Abstract: HIV testing and counselling is the first crucial step for linkage to HIV treatment and prevention. However, despite high HIV burden in sub-Saharan Africa, testing coverage is low, particularly among young adults and men. Community-based HIV testing and counselling (testing outside of health facilities) has the potential to reduce coverage gaps, but the relative impact of different modalities is not well assessed. We conducted a systematic review of HIV testing modalities, characterizing community (home, mobile, index, key populations, campaign, workplace and self-testing) and facility approaches by population reached, HIV positivity, CD4 count at diagnosis and linkage. Of 2,520 abstracts screened, 126 met eligibility criteria. Community HIV testing and counselling had high coverage and uptake and identified HIV-positive people at higher CD4 counts than facility testing. Mobile HIV testing reached the highest proportion of men of all modalities examined (50%, 95% confidence interval (CI) = 47-54%) and home with self-testing reached the highest proportion of young adults (66%, 95% CI = 65-67%). Few studies evaluated HIV testing for key populations (commercial sex workers and men who have sex with men), but these interventions yielded high HIV positivity (38%, 95% CI = 19-62%) combined with the highest proportion of first-time testers (78%, 95% CI = 63-88%), indicating service gaps.
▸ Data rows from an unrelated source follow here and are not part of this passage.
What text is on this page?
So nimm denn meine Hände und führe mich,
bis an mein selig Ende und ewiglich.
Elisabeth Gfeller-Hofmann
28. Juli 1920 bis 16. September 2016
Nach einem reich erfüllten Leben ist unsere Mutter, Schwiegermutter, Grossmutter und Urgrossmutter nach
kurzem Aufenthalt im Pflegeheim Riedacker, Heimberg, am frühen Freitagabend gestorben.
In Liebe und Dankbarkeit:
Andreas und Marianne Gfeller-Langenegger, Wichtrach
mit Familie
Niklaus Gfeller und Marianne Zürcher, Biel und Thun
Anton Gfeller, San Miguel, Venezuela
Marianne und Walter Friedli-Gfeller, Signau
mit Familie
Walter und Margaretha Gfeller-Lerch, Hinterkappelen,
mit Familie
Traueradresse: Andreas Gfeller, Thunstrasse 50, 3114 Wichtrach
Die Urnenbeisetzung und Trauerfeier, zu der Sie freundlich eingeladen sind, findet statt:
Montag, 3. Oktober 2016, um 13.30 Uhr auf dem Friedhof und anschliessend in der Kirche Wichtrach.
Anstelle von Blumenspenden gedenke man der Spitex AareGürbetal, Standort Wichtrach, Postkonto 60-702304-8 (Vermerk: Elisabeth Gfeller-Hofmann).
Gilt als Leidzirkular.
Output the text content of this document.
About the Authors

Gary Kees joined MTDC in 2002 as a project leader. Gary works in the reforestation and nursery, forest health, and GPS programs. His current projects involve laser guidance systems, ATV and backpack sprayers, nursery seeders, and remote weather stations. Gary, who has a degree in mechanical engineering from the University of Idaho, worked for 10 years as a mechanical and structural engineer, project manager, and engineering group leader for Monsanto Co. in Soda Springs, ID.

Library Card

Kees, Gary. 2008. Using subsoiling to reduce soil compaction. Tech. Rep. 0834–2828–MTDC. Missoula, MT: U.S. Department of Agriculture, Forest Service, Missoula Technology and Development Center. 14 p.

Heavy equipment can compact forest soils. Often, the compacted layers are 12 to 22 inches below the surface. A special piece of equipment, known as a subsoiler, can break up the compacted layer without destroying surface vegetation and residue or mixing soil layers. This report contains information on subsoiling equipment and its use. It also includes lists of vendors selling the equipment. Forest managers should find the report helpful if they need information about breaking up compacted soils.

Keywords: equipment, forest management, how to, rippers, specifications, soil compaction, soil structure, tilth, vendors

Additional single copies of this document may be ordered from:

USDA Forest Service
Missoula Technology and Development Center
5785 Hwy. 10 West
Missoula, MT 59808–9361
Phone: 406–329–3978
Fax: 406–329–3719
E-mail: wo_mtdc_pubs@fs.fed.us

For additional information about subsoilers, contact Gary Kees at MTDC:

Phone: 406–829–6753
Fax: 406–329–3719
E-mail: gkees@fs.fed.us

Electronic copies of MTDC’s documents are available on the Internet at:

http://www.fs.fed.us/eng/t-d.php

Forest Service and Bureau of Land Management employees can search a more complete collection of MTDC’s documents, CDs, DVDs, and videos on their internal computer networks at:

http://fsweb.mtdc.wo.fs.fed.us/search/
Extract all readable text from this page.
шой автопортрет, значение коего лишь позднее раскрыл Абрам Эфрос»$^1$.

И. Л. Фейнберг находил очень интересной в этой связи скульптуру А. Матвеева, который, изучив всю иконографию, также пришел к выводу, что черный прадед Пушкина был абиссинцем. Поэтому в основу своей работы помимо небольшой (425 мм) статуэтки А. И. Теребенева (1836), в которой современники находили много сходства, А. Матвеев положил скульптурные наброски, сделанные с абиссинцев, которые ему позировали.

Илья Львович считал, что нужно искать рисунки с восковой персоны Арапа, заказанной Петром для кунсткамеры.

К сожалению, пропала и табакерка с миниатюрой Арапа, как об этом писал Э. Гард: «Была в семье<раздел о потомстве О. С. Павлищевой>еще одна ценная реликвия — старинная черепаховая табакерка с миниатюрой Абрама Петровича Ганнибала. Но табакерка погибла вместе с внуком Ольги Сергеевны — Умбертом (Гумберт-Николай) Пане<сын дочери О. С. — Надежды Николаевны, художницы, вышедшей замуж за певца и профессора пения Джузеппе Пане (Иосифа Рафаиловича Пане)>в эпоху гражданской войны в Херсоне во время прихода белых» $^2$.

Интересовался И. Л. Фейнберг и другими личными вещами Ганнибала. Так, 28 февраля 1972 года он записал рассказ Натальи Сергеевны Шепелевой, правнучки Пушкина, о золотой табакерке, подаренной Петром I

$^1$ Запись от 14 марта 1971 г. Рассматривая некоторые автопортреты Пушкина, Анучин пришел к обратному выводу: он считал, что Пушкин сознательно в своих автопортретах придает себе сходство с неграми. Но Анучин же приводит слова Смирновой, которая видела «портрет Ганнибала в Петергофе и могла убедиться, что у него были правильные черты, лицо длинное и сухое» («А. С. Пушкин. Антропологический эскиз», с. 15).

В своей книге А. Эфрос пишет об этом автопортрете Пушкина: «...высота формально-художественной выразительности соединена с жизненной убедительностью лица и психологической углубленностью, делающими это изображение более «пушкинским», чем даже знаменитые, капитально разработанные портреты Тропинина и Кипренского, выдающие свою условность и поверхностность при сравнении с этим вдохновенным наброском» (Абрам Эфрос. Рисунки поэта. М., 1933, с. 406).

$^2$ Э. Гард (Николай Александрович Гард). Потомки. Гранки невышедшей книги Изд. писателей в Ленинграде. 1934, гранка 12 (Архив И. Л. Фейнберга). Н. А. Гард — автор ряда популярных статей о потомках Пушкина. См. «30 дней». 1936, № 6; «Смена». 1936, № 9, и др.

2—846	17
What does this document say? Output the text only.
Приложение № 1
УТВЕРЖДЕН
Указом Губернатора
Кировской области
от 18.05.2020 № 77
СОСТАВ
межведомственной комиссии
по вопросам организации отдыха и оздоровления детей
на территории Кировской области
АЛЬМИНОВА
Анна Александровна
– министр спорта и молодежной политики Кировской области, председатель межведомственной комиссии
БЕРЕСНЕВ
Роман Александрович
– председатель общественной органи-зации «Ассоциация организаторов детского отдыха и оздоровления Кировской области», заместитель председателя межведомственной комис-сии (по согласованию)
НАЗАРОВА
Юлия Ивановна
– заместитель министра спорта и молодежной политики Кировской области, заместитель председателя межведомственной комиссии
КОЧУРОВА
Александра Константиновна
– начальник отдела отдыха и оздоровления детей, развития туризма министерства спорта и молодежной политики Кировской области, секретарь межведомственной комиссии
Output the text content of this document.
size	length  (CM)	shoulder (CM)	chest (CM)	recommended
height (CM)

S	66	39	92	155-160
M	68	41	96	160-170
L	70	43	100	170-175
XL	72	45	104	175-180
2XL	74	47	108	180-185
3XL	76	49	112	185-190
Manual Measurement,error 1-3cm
Community testing with facilitated linkage (for example, counsellor follow-up to support linkage) achieved high linkage to care (95%, 95% CI = 87-98%) and antiretroviral initiation (75%, 95% CI = 68-82%). Expanding home and mobile testing, self-testing and outreach to key populations with facilitated linkage can increase the proportion of men, young adults and high-risk individuals linked to HIV treatment and prevention, and decrease HIV burden.